L’action de formation en situation de travail se structure

Inscrite dans la loi du  septembre 2018, l’action de formation en situation de travail (Afest) commence à se déployer sur le terrain. Le groupe IGS et C-Campus se sont positionnés sur l’accompagnement des entreprises. Les deux organismes de formation ont fait un premier retour d’expérience lors d’une matinée d’information, mardi 21 mai à Paris.

Par - Le 23 mai 2019.

Avant d’analyser les conditions de mise en œuvre de l’Afest,  encore faut-il revenir sur sa définition. Une mise au point importante face à ce que Marc Dennery, directeur associé de C-Campus, appelle « un Ovni pédagogique qui reste encore à inventer ».

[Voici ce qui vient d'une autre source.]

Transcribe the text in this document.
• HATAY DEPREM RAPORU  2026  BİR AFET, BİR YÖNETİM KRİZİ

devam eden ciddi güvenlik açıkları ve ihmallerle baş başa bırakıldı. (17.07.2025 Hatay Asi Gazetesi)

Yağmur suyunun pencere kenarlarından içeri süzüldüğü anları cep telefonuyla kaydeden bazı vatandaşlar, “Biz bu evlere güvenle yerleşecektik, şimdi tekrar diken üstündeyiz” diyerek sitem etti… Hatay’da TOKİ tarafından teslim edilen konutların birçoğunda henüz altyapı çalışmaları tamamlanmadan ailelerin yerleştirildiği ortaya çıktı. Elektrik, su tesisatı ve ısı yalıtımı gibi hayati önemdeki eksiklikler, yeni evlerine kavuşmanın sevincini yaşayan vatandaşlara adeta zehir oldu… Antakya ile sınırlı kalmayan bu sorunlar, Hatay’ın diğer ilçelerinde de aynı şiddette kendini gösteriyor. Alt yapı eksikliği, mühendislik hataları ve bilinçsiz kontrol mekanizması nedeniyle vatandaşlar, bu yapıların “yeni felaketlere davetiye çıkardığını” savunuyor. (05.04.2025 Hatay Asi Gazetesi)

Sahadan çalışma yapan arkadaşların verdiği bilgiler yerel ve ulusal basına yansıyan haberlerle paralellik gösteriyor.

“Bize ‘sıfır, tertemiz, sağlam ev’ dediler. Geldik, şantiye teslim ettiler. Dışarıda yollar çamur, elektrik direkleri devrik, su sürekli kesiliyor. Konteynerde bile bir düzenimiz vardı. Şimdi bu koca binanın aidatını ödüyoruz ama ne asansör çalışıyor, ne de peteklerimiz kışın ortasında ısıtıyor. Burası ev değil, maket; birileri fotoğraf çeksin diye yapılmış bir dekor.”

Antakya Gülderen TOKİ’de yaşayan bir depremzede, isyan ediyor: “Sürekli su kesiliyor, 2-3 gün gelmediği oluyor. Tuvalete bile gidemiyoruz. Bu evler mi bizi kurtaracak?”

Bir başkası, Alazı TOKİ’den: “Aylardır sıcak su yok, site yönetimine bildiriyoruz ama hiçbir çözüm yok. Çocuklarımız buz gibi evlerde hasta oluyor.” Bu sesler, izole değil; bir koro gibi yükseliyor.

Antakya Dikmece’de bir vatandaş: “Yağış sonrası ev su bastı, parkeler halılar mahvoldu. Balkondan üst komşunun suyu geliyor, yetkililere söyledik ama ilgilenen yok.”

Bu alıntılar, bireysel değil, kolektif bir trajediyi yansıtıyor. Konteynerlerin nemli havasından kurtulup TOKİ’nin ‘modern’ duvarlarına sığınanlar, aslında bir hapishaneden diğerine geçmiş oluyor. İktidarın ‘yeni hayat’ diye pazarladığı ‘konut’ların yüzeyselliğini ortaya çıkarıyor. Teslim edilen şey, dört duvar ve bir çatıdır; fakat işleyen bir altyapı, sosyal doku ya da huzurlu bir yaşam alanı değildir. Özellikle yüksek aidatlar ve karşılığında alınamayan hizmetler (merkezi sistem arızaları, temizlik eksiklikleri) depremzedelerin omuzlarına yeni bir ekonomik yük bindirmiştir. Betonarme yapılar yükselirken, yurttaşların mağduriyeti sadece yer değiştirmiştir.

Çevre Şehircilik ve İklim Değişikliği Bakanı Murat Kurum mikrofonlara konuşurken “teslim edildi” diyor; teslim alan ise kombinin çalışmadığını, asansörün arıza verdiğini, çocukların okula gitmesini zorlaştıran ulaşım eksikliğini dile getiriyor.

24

Objectifs, analyse et évaluation

En effet, cette nouvelle modalité de formation formalisée par décret ne se réduit pas au tutorat ou encore à une formation sur le tas. Si la réglementation laisse volontairement la place à l’innovation, l’Afest exige plusieurs phases dans son déploiement et une solide ingénierie de parcours. « Elle implique la définition d’objectifs, une analyse des postes de travail, une évaluation en amont et en aval, une phase cruciale d’analyse réflexive, une traçabilité fondée sur des éléments de preuve et un encadrement pédagogique », précise Marc Dennery. Dans cette logique de professionnalisation, C-Campus a été à l’origine de la certification des référents et accompagnateurs inscrite au répertoire spécifique.

Les premières Afest réalisées sur le terrain vont par ailleurs permettre de continuer à structurer la démarche. Les opérateurs de compétences chargés de promouvoir les innovations pédagogiques auprès des entreprises devraient très vite partager les retours d’expérience, préciser l’approche et le cadre de sa mise sa mise en œuvre.

Appétence à la formation

Alexandre Godard, directeur général adjoint du groupe sidérurgique Riva fait partie des pionniers. Face à la nécessité de former les managers du site Alpa, le dirigeant a investi dans un parcours Afest, accompagné par le groupe IGS. « Les managers ont été difficiles à convaincre mais, avec l’Afest, la formation leur a semblé plus concrète et les apprentissages plus faciles à mettre en application », déclare Alexandre Godard. L’Afest a ainsi pu répondre aux contraintes des horaires décalés, à l’organisation du travail de l’usine et séduire des profils éloignés des apprentissages classiques en présentiel. « La construction de l’ingénierie pédagogique s’est faite dans le temps pour s’adapter au mieux à la réalité de leur activité », confirme Lamia Cherfaoui, directrice d’activité du groupe IGS formation continue.